Hope for continent’s research and development future
Africa has the potential to make up for its current backwardness in research and development by adopting a ‘continental vision’, which would enable it to participate in international projects, said leading African physicist Cheikh Mbacké Diop at a conference.In spite of the sector’s low spending, sparse workforce and inequalities compared with other countries, he claimed the continent’s strengths included quality organisations, an increasing number of high-level scientists and political awareness of the importance of research.
Diop, who currently works at the nuclear physics laboratory in Gif-sur-Yvette in France, was speaking on the place of Africa in global research and development at a conference in honour of his late father, Egyptologist Cheikh Anta Diop, at the University Gaston Berger in Saint-Louis, Senegal, reported Sud Quotidien of Dakar.
Mbacké Diop quoted his father – after whom Senegal’s leading University Cheikh Anta Diop in Dakar is named – who had said: “Africa must choose a scientific and intellectual policy.
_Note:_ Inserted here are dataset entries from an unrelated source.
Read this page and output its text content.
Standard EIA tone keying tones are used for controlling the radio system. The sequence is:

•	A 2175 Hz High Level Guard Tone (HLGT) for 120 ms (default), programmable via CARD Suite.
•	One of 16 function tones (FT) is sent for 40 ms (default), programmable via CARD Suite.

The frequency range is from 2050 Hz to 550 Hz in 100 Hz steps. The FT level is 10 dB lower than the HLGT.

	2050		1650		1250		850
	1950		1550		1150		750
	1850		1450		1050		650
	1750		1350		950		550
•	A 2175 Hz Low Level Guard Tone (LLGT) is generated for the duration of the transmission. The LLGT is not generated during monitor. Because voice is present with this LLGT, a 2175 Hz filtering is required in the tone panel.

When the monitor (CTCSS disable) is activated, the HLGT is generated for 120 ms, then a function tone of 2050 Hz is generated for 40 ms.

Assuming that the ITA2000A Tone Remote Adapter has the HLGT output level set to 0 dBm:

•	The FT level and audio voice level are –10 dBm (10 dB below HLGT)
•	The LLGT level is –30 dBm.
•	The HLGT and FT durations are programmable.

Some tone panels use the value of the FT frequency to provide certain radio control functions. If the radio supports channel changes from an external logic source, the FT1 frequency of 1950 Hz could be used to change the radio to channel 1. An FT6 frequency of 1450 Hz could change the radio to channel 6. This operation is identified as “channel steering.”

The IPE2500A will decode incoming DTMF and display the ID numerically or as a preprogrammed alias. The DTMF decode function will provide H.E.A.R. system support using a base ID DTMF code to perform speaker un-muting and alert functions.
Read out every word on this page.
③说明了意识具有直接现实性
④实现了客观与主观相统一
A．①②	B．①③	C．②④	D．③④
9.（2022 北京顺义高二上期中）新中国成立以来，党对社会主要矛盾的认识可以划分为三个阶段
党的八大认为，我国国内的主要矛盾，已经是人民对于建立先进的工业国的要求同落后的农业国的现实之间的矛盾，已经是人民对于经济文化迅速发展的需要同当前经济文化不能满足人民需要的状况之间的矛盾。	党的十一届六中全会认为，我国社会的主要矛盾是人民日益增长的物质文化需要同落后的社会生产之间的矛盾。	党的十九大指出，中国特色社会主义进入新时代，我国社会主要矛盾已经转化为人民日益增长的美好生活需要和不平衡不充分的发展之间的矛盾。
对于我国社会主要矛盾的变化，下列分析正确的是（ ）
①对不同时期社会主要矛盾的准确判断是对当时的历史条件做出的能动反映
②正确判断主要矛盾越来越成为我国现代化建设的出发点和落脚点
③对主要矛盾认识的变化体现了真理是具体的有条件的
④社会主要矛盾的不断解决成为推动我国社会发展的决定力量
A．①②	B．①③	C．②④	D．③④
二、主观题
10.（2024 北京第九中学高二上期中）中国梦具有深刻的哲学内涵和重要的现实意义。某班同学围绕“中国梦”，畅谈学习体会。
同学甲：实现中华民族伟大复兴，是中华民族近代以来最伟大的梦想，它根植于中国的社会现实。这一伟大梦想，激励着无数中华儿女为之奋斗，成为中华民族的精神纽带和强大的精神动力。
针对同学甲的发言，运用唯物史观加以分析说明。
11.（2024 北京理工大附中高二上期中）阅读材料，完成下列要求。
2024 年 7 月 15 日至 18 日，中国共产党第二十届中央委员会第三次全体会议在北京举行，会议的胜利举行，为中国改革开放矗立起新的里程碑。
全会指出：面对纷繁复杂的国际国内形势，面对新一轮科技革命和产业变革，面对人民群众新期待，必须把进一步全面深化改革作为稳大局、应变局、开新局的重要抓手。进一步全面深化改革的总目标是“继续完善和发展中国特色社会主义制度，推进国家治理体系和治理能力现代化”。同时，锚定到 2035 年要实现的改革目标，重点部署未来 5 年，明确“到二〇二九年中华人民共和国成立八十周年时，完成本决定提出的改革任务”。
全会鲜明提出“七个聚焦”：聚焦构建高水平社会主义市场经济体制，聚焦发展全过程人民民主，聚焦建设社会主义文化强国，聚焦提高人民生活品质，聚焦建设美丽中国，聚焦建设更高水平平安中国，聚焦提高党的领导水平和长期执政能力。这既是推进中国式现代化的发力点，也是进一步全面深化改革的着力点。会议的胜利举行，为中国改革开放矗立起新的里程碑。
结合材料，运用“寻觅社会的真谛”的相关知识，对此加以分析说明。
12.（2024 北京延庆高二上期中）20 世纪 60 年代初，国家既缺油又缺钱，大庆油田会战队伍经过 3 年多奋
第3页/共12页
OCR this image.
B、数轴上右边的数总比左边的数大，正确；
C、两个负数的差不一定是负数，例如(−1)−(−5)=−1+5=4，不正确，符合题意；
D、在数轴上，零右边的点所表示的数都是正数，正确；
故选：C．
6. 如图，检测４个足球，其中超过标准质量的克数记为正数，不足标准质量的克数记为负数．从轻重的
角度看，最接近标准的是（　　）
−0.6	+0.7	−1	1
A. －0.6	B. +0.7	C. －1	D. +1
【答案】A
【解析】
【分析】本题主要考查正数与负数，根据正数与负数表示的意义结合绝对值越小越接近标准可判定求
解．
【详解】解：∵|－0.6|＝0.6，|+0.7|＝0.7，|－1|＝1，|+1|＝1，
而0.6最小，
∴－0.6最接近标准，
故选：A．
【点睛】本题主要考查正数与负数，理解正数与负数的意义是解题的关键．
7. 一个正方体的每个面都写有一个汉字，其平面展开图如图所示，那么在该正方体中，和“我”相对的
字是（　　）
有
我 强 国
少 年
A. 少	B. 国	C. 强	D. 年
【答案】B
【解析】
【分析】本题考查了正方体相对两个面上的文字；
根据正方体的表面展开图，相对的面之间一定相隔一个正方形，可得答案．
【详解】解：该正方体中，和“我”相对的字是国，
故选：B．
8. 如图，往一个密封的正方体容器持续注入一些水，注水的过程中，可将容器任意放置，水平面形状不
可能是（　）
Africa can again become a centre of scientific initiatives and decisions, instead of believing that it is condemned to remain the appendix, the centre of economic expansion for developed countries.”
He demonstrated that the amounts spent on research globally revealed that Africa devoted very little money to research and development.
With a ratio of one researcher per 10,000 inhabitants, African scientific production was estimated at barely 1% of world output, hardly surprising if the average rate of gross domestic product (GDP) allocated by African states to research was only 0.3%, compared to 2%-3% in rich countries, and with a target of 5% in China.
If South Africa devoted 2% of its GDP to research, that would scarcely equal Japan’s R&D spending 30 years ago, said Diop. It was necessary to compare that with the plan put forward by NEPAD, the New Partnership for Africa’s Development, of US$258 million over five years.
Other figures presented by Diop illustrated the "abysmal depth of inequalities", reported La Presse.
As an example he cited, the University of California – Berkeley, whose budget totalled US$2.2 billion for about 25,000 students and 2,500 researchers, or the University Pierre-et-Marie-Curie in France with 30,000 students and 5,500 teaching and research staff, which had US$500 million. UCAD’s meagre annual budget of US$39 million confirmed the gap that existed between universities.
Other weak points in Africa included lack of planning and a clear scientific strategy, energy instability and chronic under-industrialisation across much of the continent. But the principal bottlenecks were due to the too weak link between the industrial and research worlds, and the lack of durability of projects, know-how and knowledge, said Diop.
Examples from other countries’ state funding of R&D showed that when industry was strong enough to become part of the R&D infrastructure its contribution increased considerably. In emerging countries the same message came through, said Diop: in reality the state supported the financing of research.
Diop also pointed out that the sums allocated to big research institutions in the United States and in France were comparable to the entire state budget of Senegal. On the other hand, Africa was virtually absent from major international research projects whose budgets were valued at billions of dollars.
Diop believed Africa could participate if it had a continental vision for its contribution.
In spite of its backwardness, Africa had great potential to catch up, said Diop. Strong points were its quality organisations; an increasing number of high level scientists and technicians; political awareness of the importance of research; research and training programmes focused on vital regional needs; partnerships in international networks; a large and dynamic young population; the continent’s natural wealth; and backup that could come from the African diaspora.
* This article is drawn from local media. University World News cannot vouch for the accuracy of the original report.